Another new technology, called the ImageChecker, is designed to eliminate errors by doctors who “read” mammograms. Routine screenings miss 20% of cancers. Research shows that about half of these undetected tumors result from radiologists who are fatigued after looking at dozens of mammograms a day.

The ImageChecker is a computerized system that acts like another pair of eyes: It analyzes the image for regions suggestive of calcification clusters, tumor masses or distortions that are characteristic signs of cancer. Worrisome areas are then highlighted so the radiologist can review the mammogram. But the ImageChecker, which was approved by the FDA in 1998, is used at only a handful of sites across the country.
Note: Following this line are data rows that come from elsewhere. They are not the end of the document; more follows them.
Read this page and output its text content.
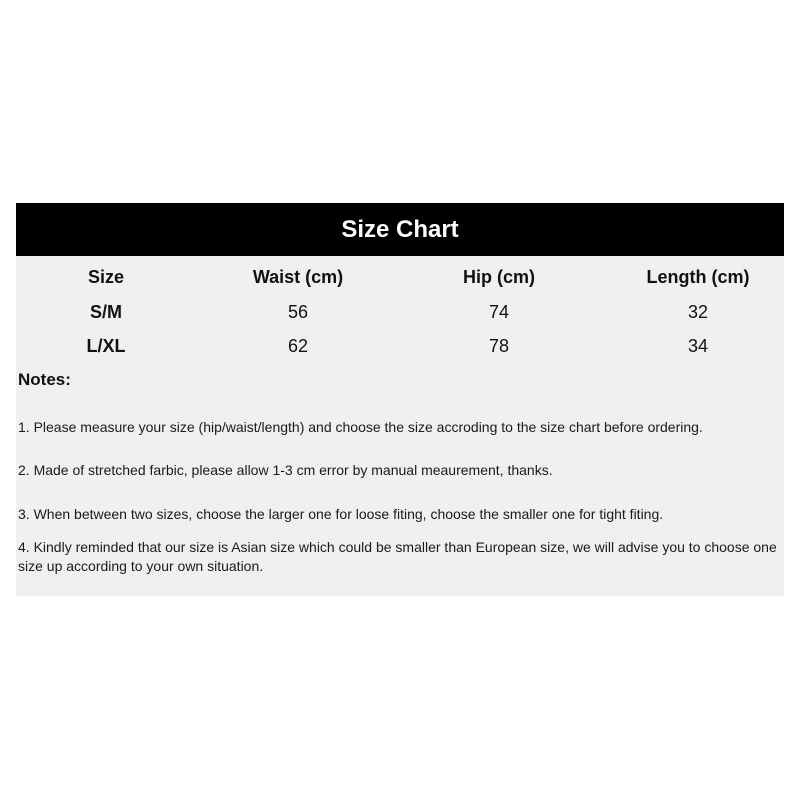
Size Chart
Size	Waist (cm)	Hip (cm)	Length (cm)
S/M	56	74	32
L/XL	62	78	34
Notes:
1. Please measure your size (hip/waist/length) and choose the size accroding to the size chart before ordering.
2. Made of stretched farbic, please allow 1-3 cm error by manual meaurement, thanks.
3. When between two sizes, choose the larger one for loose fiting, choose the smaller one for tight fiting.
4. Kindly reminded that our size is Asian size which could be smaller than European size, we will advise you to choose one size up according to your own situation.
An Internet-based company, iMammogram.com (https://www.iMammogram.com) of Westlake Village, is offering an ImageChecker service for $75.

However, UCLA’s Bassett cautions that the computer-aided detection device also picks up many irregularities that are not signs of cancer, and possibly leads some patients to undergo unnecessary biopsies.

Another new test, called ductal lavage, holds out hope to high-risk women of detecting cancer at its earliest stages, up to a decade before tumors are large enough to be picked up by a mammogram. This procedure entails threading a thin tube through the nipple to suction out cells from the milk ducts inside the breasts. The cells are then examined in a laboratory for any abnormalities. Studies have shown that 95% of all breast cancers begin in the cells lining the milk ducts.

Preliminary results from a recent study of more than 500 high-risk women were encouraging. All of the women had normal mammograms and physical exams. But the tests revealed that there were atypical cells in 15% of the breasts studied, and suspicious or malignant cells in 5% of the women. “For the first time we have access to the sites where the vast majority of cancers start, which means that in the future we might be able to prevent cancers from developing,” says study co-author Dr. Laura J. Esserman, director of the Carol Buck Frank Breast Center at UCSF. Still, while these novel techniques are promising, they have not been subject to the same scrutiny as mammography, which has been studied exhaustively since the 1960s. “Basing any medical decisions solely on this new technology is premature,” says Dershaw, of Memorial Sloan-Kettering. “Mammography is still the best tool we have.”